Seit längerer Zeit werden keine neuen Grabstätten mehr vergeben. Bestattungen dürfen nur noch in den vorhandenen Familiengruften stattfinden. Für zahlreiche Gräber gibt es keine Betreuung mehr, da die Familien nicht mehr existieren und die Grabpflege unterbleibt. Deshalb sind Friedhofsgärtner mit dem Einebnen von ausgelaufenen Grabstätten beschäftigt. In den meisten Fällen werden die Steine abgeräumt, die Flächen eingeebnet und mit Rasen eingesät.
In ca. 40 Jahren wird hier die letzte Bestattung stattfinden. In ca. 60 Jahren werden die letzten Liegezeiten abgelaufen sein und der Friedhof dann ein reiner Park sein.

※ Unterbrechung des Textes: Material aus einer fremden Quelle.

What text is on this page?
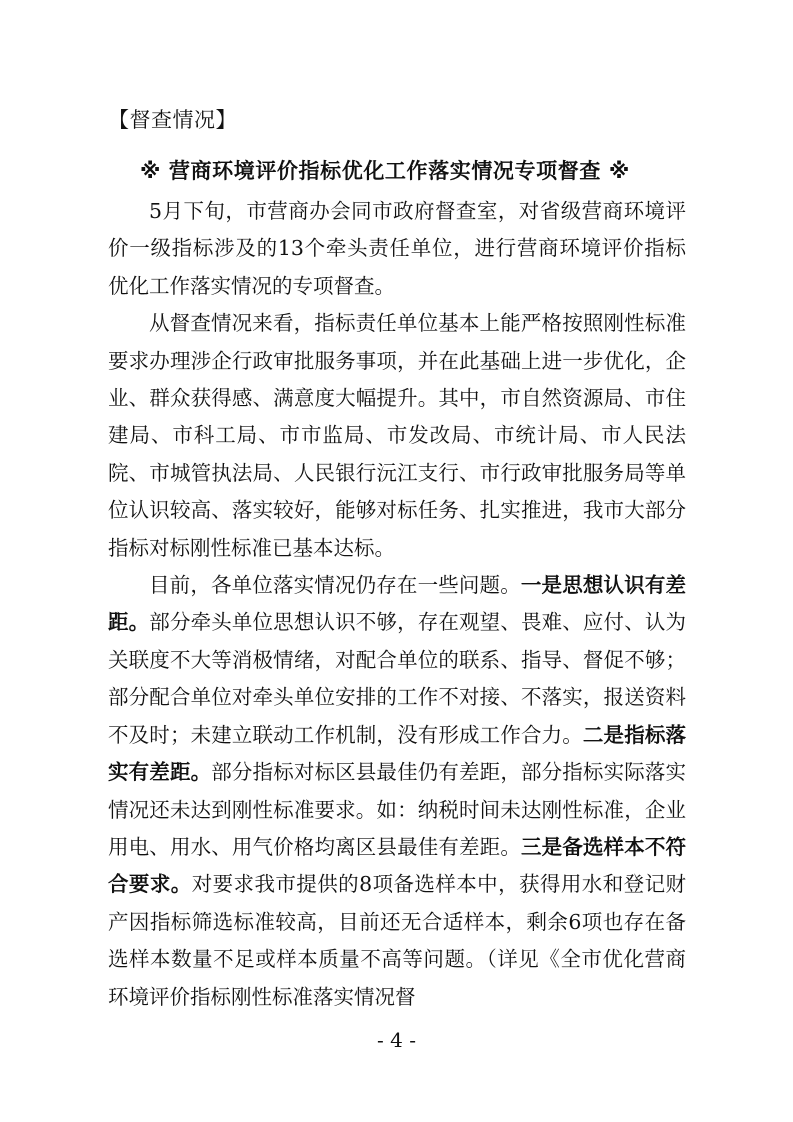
【督查情况】
※ 营商环境评价指标优化工作落实情况专项督查 ※

5月下旬，市营商办会同市政府督查室，对省级营商环境评价一级指标涉及的13个牵头责任单位，进行营商环境评价指标优化工作落实情况的专项督查。

从督查情况来看，指标责任单位基本上能严格按照刚性标准要求办理涉企行政审批服务事项，并在此基础上进一步优化，企业、群众获得感、满意度大幅提升。其中，市自然资源局、市住建局、市科工局、市市监局、市发改局、市统计局、市人民法院、市城管执法局、人民银行沅江支行、市行政审批服务局等单位认识较高、落实较好，能够对标任务、扎实推进，我市大部分指标对标刚性标准已基本达标。

目前，各单位落实情况仍存在一些问题。一是思想认识有差距。部分牵头单位思想认识不够，存在观望、畏难、应付、认为关联度不大等消极情绪，对配合单位的联系、指导、督促不够；部分配合单位对牵头单位安排的工作不对接、不落实，报送资料不及时；未建立联动工作机制，没有形成工作合力。二是指标落实有差距。部分指标对标区县最佳仍有差距，部分指标实际落实情况还未达到刚性标准要求。如：纳税时间未达刚性标准，企业用电、用水、用气价格均离区县最佳有差距。三是备选样本不符合要求。对要求我市提供的8项备选样本中，获得用水和登记财产因指标筛选标准较高，目前还无合适样本，剩余6项也存在备选样本数量不足或样本质量不高等问题。（详见《全市优化营商环境评价指标刚性标准落实情况督

- 4 -
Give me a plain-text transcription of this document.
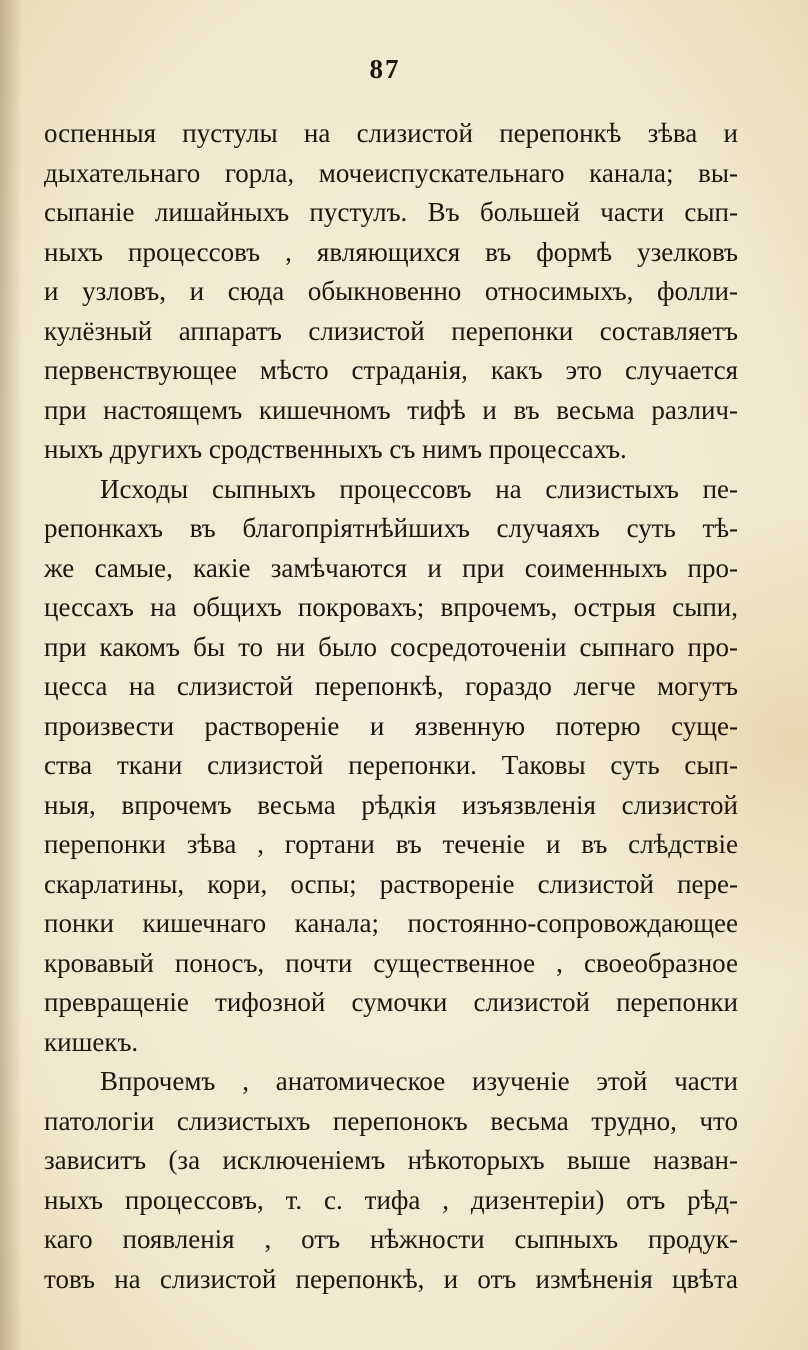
87
оспенныя пустулы на слизистой перепонкѣ зѣва и
дыхательнаго горла, мочеиспускательнаго канала; вы-
сыпаніе лишайныхъ пустулъ. Въ большей части сып-
ныхъ процессовъ , являющихся въ формѣ узелковъ
и узловъ, и сюда обыкновенно относимыхъ, фолли-
кулёзный аппаратъ слизистой перепонки составляетъ
первенствующее мѣсто страданія, какъ это случается
при настоящемъ кишечномъ тифѣ и въ весьма различ-
ныхъ другихъ сродственныхъ съ нимъ процессахъ.
Исходы сыпныхъ процессовъ на слизистыхъ пе-
репонкахъ въ благопріятнѣйшихъ случаяхъ суть тѣ-
же самые, какіе замѣчаются и при соименныхъ про-
цессахъ на общихъ покровахъ; впрочемъ, острыя сыпи,
при какомъ бы то ни было сосредоточеніи сыпнаго про-
цесса на слизистой перепонкѣ, гораздо легче могутъ
произвести раствореніе и язвенную потерю суще-
ства ткани слизистой перепонки. Таковы суть сып-
ныя, впрочемъ весьма рѣдкія изъязвленія слизистой
перепонки зѣва , гортани въ теченіе и въ слѣдствіе
скарлатины, кори, оспы; раствореніе слизистой пере-
понки кишечнаго канала; постоянно-сопровождающее
кровавый поносъ, почти существенное , своеобразное
превращеніе тифозной сумочки слизистой перепонки
кишекъ.
Впрочемъ , анатомическое изученіе этой части
патологіи слизистыхъ перепонокъ весьма трудно, что
зависитъ (за исключеніемъ нѣкоторыхъ выше назван-
ныхъ процессовъ, т. с. тифа , дизентеріи) отъ рѣд-
каго появленія , отъ нѣжности сыпныхъ продук-
товъ на слизистой перепонкѣ, и отъ измѣненія цвѣта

Duisburg – Hafen der Kulturhauptstadt
01/2010

Die 33. Duisburger Akzente drehen sich ganz um das Thema Hafen. Vom 21. Mai bis 6. Juni 2010 findet das Kulturfestival als Beitrag der Stadt Duisburg zur „Local Heroes“-Woche im Rahmen der Kulturhauptstadt RUHR.2010 statt. Eröffnet werden die „Akzente“ mit der Open-Air-Performance „Global Rheingold“ der spanisch-katalanischen Theatergruppe „La Fura dels Baus“ auf der Mercatorinsel. Zentrum der Veranstaltungen wird Ruhrort sein. Mit dem Motto „Ruhrort(t)räume“ soll Ruhrort in eine große Bühne verwandelt werden. Theater, Musik, Film, Literatur und Kunst können an besonderen Stellen Ruhrorts erlebt werden. In Hinterhöfen, Straßen, Gebäuden, leeren Ladenlokalen, auf Plätzen oder Schiffen, überall sind Inszenierungen und Kunstaktionen geplant.